El punto clave es que las FARC han puesto en marcha una respuesta de carácter político que suscita un amplio apoyo popular, internacional y local, mientras el Plan Colombia de Washington y Pastrana no cuenta más que con el limitado apoyo del Pentágono, el Ejército colombiano (y los paramilitares) y los narcocapitalistas que florecen en Bogotá... y en Miami, al calor de la mafia cubana del exilio. El diálogo que las FARC han abierto en la zona desmilitarizada con la sociedad civil nos proporciona un modelo para una futura Colombia democrática. En las localidades bajo influencia de las FARC, la tasa de criminalidad se ha reducido al mínimo, las autoridades no extorsionan a los pequeños empresarios y la venta de drogas está prohibida. El diálogo y el debate abierto, en los que se han involucrado diversos sectores sociales, echa por tierra la imagen demoníaca de las FARC, la de una organización estalinista, militarista y traficante de droga, lanzada desde Washington. ¿Estarían Washington y Pastrana dispuestos a permitir un debate abierto sobre las conexiones de importantes banqueros y traficantes de drogas con la financiación de campañas electorales al Senado norteamericano o al colombiano, en el que pudieran participar representantes de las FARC, activistas de Seattle y organizaciones no gubernamentales de Europa? Una de las grandes paradojas es que, a medida que las FARC se disponen a un mayor diálogo político y se debaten públicamente en el foro de las FARC nuevas alternativas al neoliberalismo y a la hegemonía de los Estados Unidos, y a medida que estas ideas se difunden más profusamente por toda Colombia, Pastrana y Washington aceleran y profundizan la militarización de la política pública.

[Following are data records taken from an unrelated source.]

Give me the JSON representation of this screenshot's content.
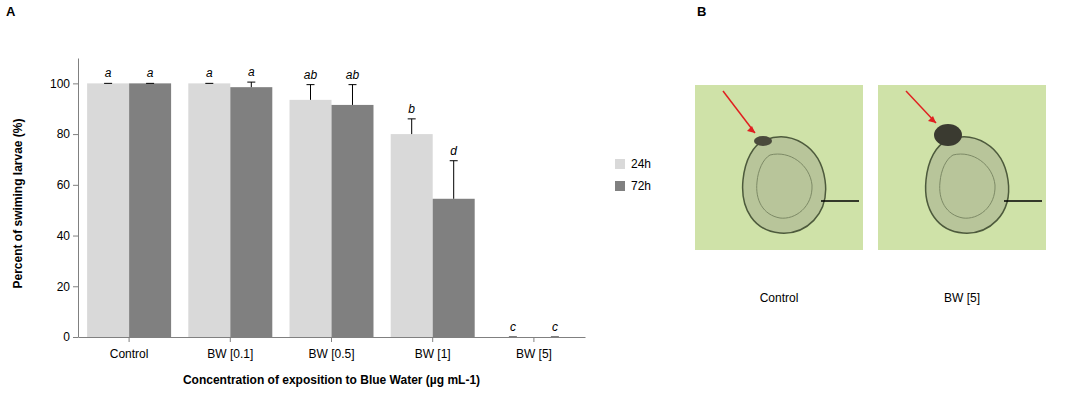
{
  "chart_data": {
    "type": "bar",
    "panel_label": "A",
    "x_label": "Concentration of exposition to Blue Water (µg mL-1)",
    "y_label": "Percent of swiming larvae (%)",
    "categories": [
      "Control",
      "BW [0.1]",
      "BW [0.5]",
      "BW [1]",
      "BW [5]"
    ],
    "series": [
      {
        "name": "24h",
        "color": "#d9d9d9",
        "values": [
          100,
          100,
          93.5,
          80,
          0
        ],
        "errors": [
          0,
          0,
          6,
          6,
          0
        ],
        "significance": [
          "a",
          "a",
          "ab",
          "b",
          "c"
        ]
      },
      {
        "name": "72h",
        "color": "#808080",
        "values": [
          100,
          98.5,
          91.5,
          54.5,
          0
        ],
        "errors": [
          0,
          2,
          8,
          15,
          0
        ],
        "significance": [
          "a",
          "a",
          "ab",
          "d",
          "c"
        ]
      }
    ],
    "ylim": [
      0,
      110
    ],
    "yticks": [
      0,
      20,
      40,
      60,
      80,
      100
    ],
    "grid": false,
    "legend": "right"
  },
  "images": {
    "panel_label": "B",
    "captions": [
      "Control",
      "BW [5]"
    ]
  }
}
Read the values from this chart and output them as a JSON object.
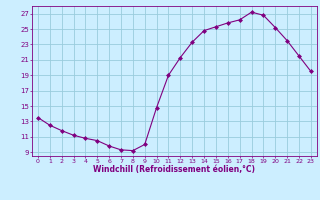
{
  "x": [
    0,
    1,
    2,
    3,
    4,
    5,
    6,
    7,
    8,
    9,
    10,
    11,
    12,
    13,
    14,
    15,
    16,
    17,
    18,
    19,
    20,
    21,
    22,
    23
  ],
  "y": [
    13.5,
    12.5,
    11.8,
    11.2,
    10.8,
    10.5,
    9.8,
    9.3,
    9.2,
    10.0,
    14.8,
    19.0,
    21.3,
    23.3,
    24.8,
    25.3,
    25.8,
    26.2,
    27.2,
    26.8,
    25.2,
    23.5,
    21.5,
    19.5
  ],
  "line_color": "#800080",
  "marker": "D",
  "marker_size": 2,
  "bg_color": "#cceeff",
  "grid_color": "#99ccdd",
  "xlabel": "Windchill (Refroidissement éolien,°C)",
  "xlabel_color": "#800080",
  "tick_color": "#800080",
  "ylabel_ticks": [
    9,
    11,
    13,
    15,
    17,
    19,
    21,
    23,
    25,
    27
  ],
  "xlim": [
    -0.5,
    23.5
  ],
  "ylim": [
    8.5,
    28.0
  ],
  "xticks": [
    0,
    1,
    2,
    3,
    4,
    5,
    6,
    7,
    8,
    9,
    10,
    11,
    12,
    13,
    14,
    15,
    16,
    17,
    18,
    19,
    20,
    21,
    22,
    23
  ]
}
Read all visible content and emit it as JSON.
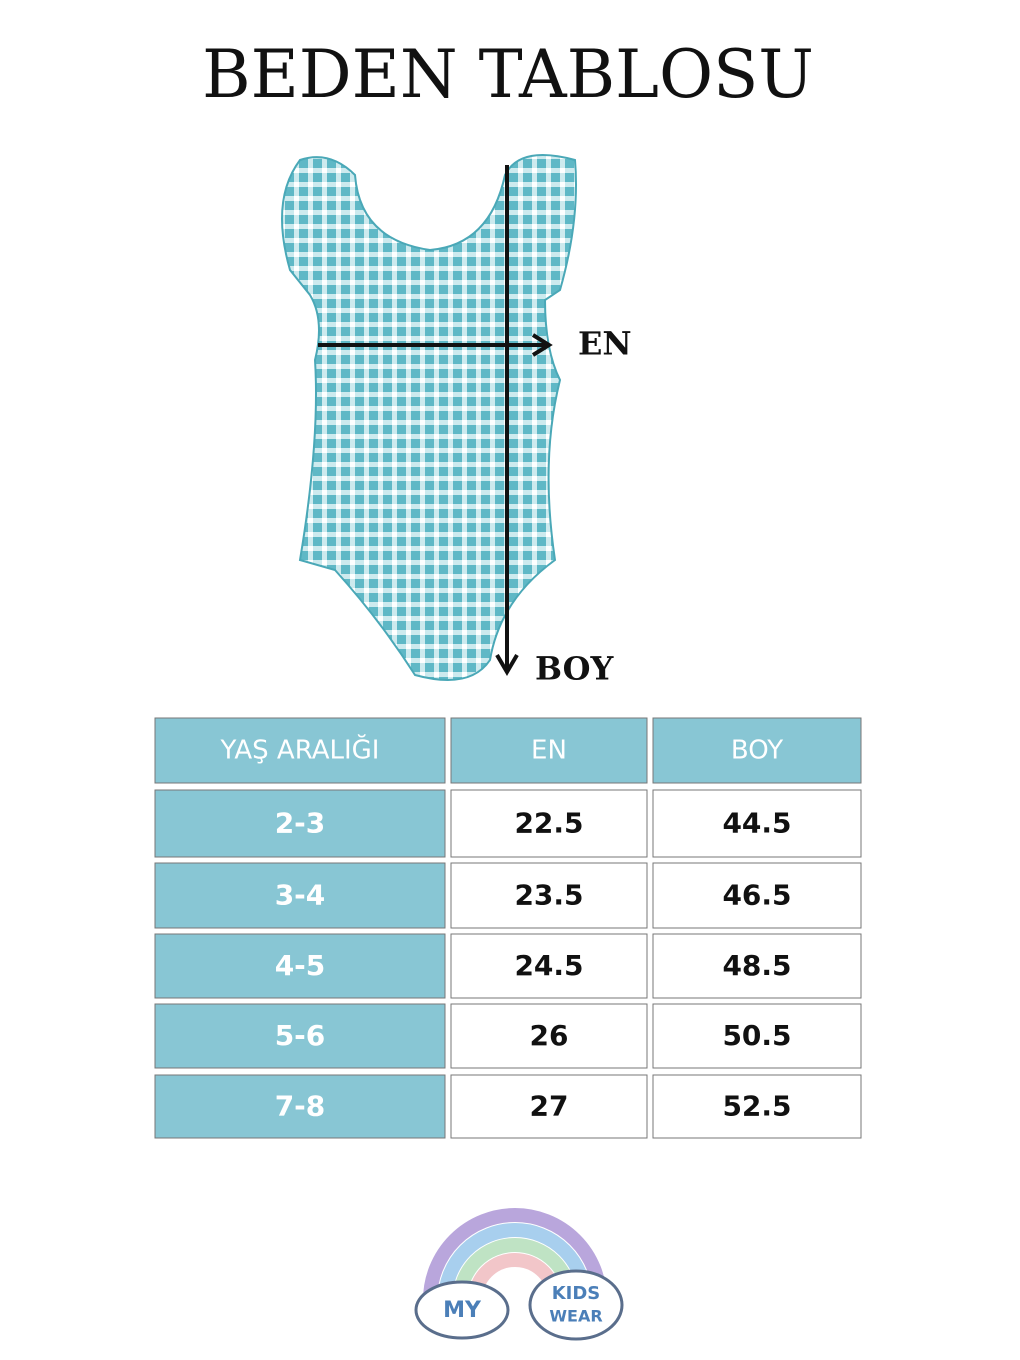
{
  "header": {
    "title": "BEDEN TABLOSU"
  },
  "diagram": {
    "width_label": "EN",
    "length_label": "BOY"
  },
  "table": {
    "columns": [
      "YAŞ ARALIĞI",
      "EN",
      "BOY"
    ],
    "rows": [
      [
        "2-3",
        22.5,
        44.5
      ],
      [
        "3-4",
        23.5,
        46.5
      ],
      [
        "4-5",
        24.5,
        48.5
      ],
      [
        "5-6",
        26,
        50.5
      ],
      [
        "7-8",
        27,
        52.5
      ]
    ]
  },
  "logo": {
    "left": "MY",
    "right_top": "KIDS",
    "right_bottom": "WEAR"
  }
}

¿Será que la política militar de Clinton y Pastrana no se dirige tanto contra el contrabando de droga o la guerrilla como a destruir la naciente democracia que está floreciendo en la zona desmilitarizada? Existe una larga y repugnante historia de intervenciones de Washington para poner fin a la participación popular cuando se le escapa el control de los principales actores... la República Dominicana en 1965, Chile en 1973, Nicaragua en 1981-90, Colombia en el 2000. La única diferencia consiste en que el Plan Colombia no pretende pasar por una operación encubierta: es un intento militar, público y flagrante, de destruir el diálogo y los movimientos que se atreven a desafiar al monolito imperial. Esperemos que la colaboración de los europeos no consista en pasar la fregona al suelo después del baño de sangre.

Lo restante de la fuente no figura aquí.